Pico-Aliso is policed by the Hollenbeck Division of the LAPD, not Rampart; in other words, not by the division made notorious by officer misdeeds. Yet for the minority communities of Los Angeles, "Rampart" now represents more than a division, or a discreetly bordered scandal. It has become a code word calling up all the old sad, bad stories that residents hold in their collective memory, a catalog of disquieting police encounters that, if unacknowledged, wear away at the fabric of a neighborhood, a police force, a city. The last moments of Flavio Aragon constitute one such story.
THE LOS ANGELES POLICE DEPARTMENT HAS ALways contended that the truth of Flavio Aragon's death is a simple one. According to police documents, around 4:50 on the afternoon of July 16, 1994, Officers Thomas Wunsch and Edward Veenstra, both from the Metro Division, were cruising north on the 100th block of Clarence Street when they observed what they assumed was a drug deal: Two young men in their 20s standing on the sidewalk handed a third man an undetermined amount of cash. The officers screeched their unmarked car to the curb, got out and searched the three men. They found nothing suspicious — no contraband, wads of cash or weapons. ä All the men had identification, and no outstanding warrants. One of the men, Robert Aragon — Flavio's brother — admitted he was on parole. He was in the projects visiting his mother, he said, and pointed to a nearby bungalow at 156 Clarence. Officers Wunsch and Veenstra asked Robert Aragon for permission to search the residence. Robert refused. The officers decided to go in anyway "in furtherance of the investigation." Wunsch and Veenstra radioed for backup. Metro Division Officers Daniel Skinner and Randy Andrews arrived a few minutes later to watch the three men while the first officers entered the bungalow.
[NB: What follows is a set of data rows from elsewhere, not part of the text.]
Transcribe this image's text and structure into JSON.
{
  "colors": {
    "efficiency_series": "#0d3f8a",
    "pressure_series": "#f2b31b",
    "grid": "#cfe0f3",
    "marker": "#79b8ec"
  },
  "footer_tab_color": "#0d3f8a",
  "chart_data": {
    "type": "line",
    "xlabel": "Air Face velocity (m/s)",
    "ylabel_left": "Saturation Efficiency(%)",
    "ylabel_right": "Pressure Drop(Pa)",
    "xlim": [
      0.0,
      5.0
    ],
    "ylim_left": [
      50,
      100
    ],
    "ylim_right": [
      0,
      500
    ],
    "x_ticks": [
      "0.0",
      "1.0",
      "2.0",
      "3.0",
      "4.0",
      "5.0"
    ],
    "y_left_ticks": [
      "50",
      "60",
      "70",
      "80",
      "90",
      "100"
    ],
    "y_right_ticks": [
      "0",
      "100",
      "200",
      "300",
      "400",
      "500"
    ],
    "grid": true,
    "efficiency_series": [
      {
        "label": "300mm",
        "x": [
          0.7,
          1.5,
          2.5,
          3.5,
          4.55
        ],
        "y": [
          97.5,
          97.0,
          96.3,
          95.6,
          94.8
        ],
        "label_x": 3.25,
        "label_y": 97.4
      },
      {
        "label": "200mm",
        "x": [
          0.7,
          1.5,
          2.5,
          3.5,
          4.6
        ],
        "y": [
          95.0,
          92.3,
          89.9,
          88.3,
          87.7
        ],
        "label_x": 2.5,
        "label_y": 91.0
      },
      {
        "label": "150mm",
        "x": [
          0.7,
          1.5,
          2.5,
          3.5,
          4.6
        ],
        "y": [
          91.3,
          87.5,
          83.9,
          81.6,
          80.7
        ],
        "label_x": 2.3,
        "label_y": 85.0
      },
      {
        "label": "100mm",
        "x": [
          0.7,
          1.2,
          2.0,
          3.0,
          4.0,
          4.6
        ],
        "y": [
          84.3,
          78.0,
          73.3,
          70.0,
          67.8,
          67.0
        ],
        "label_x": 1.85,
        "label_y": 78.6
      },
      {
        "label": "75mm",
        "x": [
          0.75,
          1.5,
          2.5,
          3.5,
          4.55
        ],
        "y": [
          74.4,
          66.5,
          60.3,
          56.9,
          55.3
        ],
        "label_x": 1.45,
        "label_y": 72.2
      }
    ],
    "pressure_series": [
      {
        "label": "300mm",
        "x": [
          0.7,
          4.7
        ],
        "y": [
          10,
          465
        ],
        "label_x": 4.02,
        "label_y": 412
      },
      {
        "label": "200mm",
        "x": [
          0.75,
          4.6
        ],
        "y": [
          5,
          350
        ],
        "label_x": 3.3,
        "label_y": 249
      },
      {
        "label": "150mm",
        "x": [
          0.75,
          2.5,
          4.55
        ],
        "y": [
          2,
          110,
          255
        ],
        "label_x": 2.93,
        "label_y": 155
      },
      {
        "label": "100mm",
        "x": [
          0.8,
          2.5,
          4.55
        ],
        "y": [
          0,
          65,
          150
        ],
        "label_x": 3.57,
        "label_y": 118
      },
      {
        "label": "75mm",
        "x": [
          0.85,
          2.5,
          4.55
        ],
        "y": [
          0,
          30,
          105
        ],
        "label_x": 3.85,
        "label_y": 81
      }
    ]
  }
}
Wunsch and Veenstra found the living and dining rooms unoccupied. They searched for a minute or two, went back outside to tell Skinner and Andrews to handcuff the men, then they re-entered the living room. Suddenly a door opened to the left of the officers. A male, later identified as Flavio Aragon, was "standing in the doorway holding a clear plastic bag in his right hand." The officers noted the bag contained a "white, powdery substance that resembled cocaine." Startled, Flavio ran back into the bedroom and slammed the door shut. As the officers followed, they heard the sound of breaking glass. Thinking their bird was flying the coop, they ran out the front door and around to the side of the house. There they found Flavio lying on a small concrete walkway below the shattered window, bleeding from his right arm and ankle. One shard of glass had penetrated the side of his chest under the right armpit, slicing clean through his right axillary artery.
Officer Skinner later told investigators that he grabbed a sweatshirt from the front porch and tried to stop the flow of blood from under Flavio's armpit, while another officer radioed for an ambulance. Fire Department records indicate that paramedics received the call at 4:57 p.m. and arrived six minutes later at 5:03 p.m. Flavio Aragon was taken to Los Angeles County-USC Medical Center where he was pronounced dead at 5:27 p.m. by Dr. John Falcon. The cause of death was listed as exsanguination. His heart had bled dry.